Le salarié est-il condamné ?
_ Pour Jacky Isabello et Thibault Lanxade, le salariat, considéré comme le pivot de toute une carrière, ne sera plus le seul centre de l’univers des travailleurs.
« En finir avec la dictature du salariat »*.
Le titre de l’ouvrage est insolent. A souhait. Le contenu l’est moins. Il se veut plus mesuré. « Le titre volontairement provocateur de notre ouvrage ne signifie pas que nous déroulons le tapis rouge aux théories néolibérales revendiquant plus de liberté pour les entrepreneurs et plus de précarité pour les collaborateurs ».
Pour Jacky Isabello et Thibault Lanxade, le salariat, considéré comme le pivot de toute une carrière, ne sera plus , en tous les cas, le seul centre de l’univers des travailleurs. Et de s’en référer à Karl Marx qui parlait de statut indigent, parfois sclérosant, souvent liberticide du salarié. Les auteurs se veulent optimistes et parlent de « nouveau contrat social ».
Tous deux entrepreneurs, les auteurs partent du constat que dans une société financiarisée et globalisée, « l’entreprise de Papa » n’est plus capable de tenir son contrat moral de promesse de progression de carrière et de sécurité de l’emploi en échange de la loyauté de son collaborateur. Plus même, c’est l’emploi tout court qui n’est plus garanti. Pour étayer leur thèse, ils rappellent que le travail fait encore référence à la notion de souffrance_
Les deux auteurs donnent l’exemple d’EADS où 4 salariés sur 5 ne se sentent pas impliqués. Avec le sentiment de perte d’appartenance au groupe et l’intensification du rythme de travail, les salariés se démobilisent . Stress, burn out, démotivation, pénibilité, … un nombre croissant d’employés sont affectés par des pathologies diverses et variées.
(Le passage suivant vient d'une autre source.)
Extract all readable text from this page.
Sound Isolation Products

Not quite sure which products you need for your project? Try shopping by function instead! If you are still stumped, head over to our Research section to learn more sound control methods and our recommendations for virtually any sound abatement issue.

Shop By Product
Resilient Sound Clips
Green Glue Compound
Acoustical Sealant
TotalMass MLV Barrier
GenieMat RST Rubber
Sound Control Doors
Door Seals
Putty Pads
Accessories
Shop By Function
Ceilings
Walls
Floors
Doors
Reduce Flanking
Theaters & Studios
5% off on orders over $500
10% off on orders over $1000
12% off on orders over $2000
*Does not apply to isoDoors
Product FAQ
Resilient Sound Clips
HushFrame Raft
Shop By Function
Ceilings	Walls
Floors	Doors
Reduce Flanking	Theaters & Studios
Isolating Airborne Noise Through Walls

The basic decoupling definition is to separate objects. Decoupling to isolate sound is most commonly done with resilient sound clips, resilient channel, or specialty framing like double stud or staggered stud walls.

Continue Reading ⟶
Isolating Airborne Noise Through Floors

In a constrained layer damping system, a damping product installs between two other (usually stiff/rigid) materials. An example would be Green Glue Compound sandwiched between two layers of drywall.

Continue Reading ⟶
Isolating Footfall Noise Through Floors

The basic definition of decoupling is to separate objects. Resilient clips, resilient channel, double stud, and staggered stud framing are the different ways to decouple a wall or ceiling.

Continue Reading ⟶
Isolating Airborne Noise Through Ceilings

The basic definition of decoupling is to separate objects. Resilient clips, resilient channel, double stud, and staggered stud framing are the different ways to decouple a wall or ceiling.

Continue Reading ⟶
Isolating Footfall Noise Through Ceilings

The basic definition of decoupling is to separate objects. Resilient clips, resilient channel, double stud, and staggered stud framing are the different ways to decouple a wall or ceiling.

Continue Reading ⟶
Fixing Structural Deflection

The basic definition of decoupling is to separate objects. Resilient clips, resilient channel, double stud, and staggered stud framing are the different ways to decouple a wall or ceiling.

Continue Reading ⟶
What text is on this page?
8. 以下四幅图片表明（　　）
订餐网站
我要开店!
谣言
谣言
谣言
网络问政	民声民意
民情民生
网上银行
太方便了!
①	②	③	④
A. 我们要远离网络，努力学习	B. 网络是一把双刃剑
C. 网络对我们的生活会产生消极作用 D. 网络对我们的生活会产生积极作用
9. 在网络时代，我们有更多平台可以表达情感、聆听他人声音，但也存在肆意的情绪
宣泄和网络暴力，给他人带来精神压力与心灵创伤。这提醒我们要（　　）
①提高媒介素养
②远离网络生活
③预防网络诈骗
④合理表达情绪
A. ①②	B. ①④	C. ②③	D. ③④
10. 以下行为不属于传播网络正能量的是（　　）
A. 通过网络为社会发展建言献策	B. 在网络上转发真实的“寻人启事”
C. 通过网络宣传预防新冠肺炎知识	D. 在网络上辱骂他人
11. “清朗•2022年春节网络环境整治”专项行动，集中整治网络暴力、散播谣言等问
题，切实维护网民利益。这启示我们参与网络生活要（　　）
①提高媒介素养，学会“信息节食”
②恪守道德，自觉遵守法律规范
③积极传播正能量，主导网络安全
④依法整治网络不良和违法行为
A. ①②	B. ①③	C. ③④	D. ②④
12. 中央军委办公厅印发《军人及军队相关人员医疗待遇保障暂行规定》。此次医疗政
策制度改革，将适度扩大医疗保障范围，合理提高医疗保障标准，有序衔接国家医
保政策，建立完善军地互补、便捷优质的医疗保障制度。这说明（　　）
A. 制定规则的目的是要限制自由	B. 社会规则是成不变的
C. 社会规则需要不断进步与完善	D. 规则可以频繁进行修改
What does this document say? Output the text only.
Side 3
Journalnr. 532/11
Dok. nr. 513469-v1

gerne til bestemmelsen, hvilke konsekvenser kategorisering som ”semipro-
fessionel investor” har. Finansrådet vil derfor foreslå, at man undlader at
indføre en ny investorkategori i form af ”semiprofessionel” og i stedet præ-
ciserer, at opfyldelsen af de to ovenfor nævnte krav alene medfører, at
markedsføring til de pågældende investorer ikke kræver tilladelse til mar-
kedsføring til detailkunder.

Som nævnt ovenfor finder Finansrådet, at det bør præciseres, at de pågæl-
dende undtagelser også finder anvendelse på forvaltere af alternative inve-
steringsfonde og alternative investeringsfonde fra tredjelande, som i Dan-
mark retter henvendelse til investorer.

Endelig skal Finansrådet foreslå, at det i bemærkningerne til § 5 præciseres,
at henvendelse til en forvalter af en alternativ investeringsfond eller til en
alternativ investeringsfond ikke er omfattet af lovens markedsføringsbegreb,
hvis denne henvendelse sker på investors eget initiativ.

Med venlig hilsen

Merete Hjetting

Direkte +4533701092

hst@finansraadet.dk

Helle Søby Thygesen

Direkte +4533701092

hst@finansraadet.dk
La défiance entre managers et salariés devient courante.
Est-ce la fin du modèle de la grande entreprise ?
Selon Isabello et Lanxade, la réponse est oui. Le modèle de l’entreprise organisée en pyramide hiérarchique a vécu. Taylor enterré. Fini l’emploi à vie. Le statut de salarié perd peu à peu une partie de son monopole. Il ne sera à l’avenir qu’une des modalités parmi d’autres.
Les temps changent ! Les entreprises se disloquent. Les salariés perdent leurs repères. Se multiplient les contrats précaires, temporaires, et les missions ponctuelles. Des écarts se creusent entre les salariés « protégés » et les plus fragiles. S’ajoutent à cela la panne de l’ascenseur social et le risque de déclassement des diplômés qui frappent à la porte des entreprises. Dans le même temps, des nouvelles formes de travail apparaissent avec l’évolution rapide des outils technologiques comme internet : travail collaboratif ou en temps partagé, travail en réseau, partage des savoirs, télétravail.
Une 3ème voie?
Entre le tout salariat et le tout entrepreneuriat, il existe une 3ème voie, proposent les auteurs : « adosser notre modèle social fort à la française au désir d’entreprendre des Français. En commençant, entre autre, par réintégrer l’entrepreneur dans ce fameux modèle social et en lui donnant droit à l’assurance chômage.
D’après les auteurs, le besoin de sécurité et le besoin d’indépendance au travail ne sont pas antinomiques. Ils sont conciliables. Il s’agit de conforter le système sécurisant tout en libérant les entreprises des entraves encore trop nombreuses. « Il s’agit de rendre l’homme indépendant dans son travail et vis-à-vis d’une entreprise et non de le projeter dans une jungle dénuée de règles ». Maître mot de la démonstration : la liberté.
Isabello et Lanxade militent pour un travail qui se traduit par un besoin de sens et d’épanouissement dans ce qu’on fait. Ils en veulent pour preuve l’appétence des Français pour le statut de créateur d’entreprise à un moment de leur carrière. Mais également le succès du microcrédit auprès d’un nombre grandissant de citoyens du monde. « Lorsqu’on interroge les Français sur les motivations qui les conduiraient à devenir indépendant, à créer leur petite entreprise, ce n’est ni le pouvoir, ni l’argent ni même la stature du chef d’entreprise qui ressort, mais en premier lieu l’envie de faire les choses à leur manière ».
L’autoentrepreneur
Le modèle qu’ils ont en tête est celui de l’ « autoentrepreneur ».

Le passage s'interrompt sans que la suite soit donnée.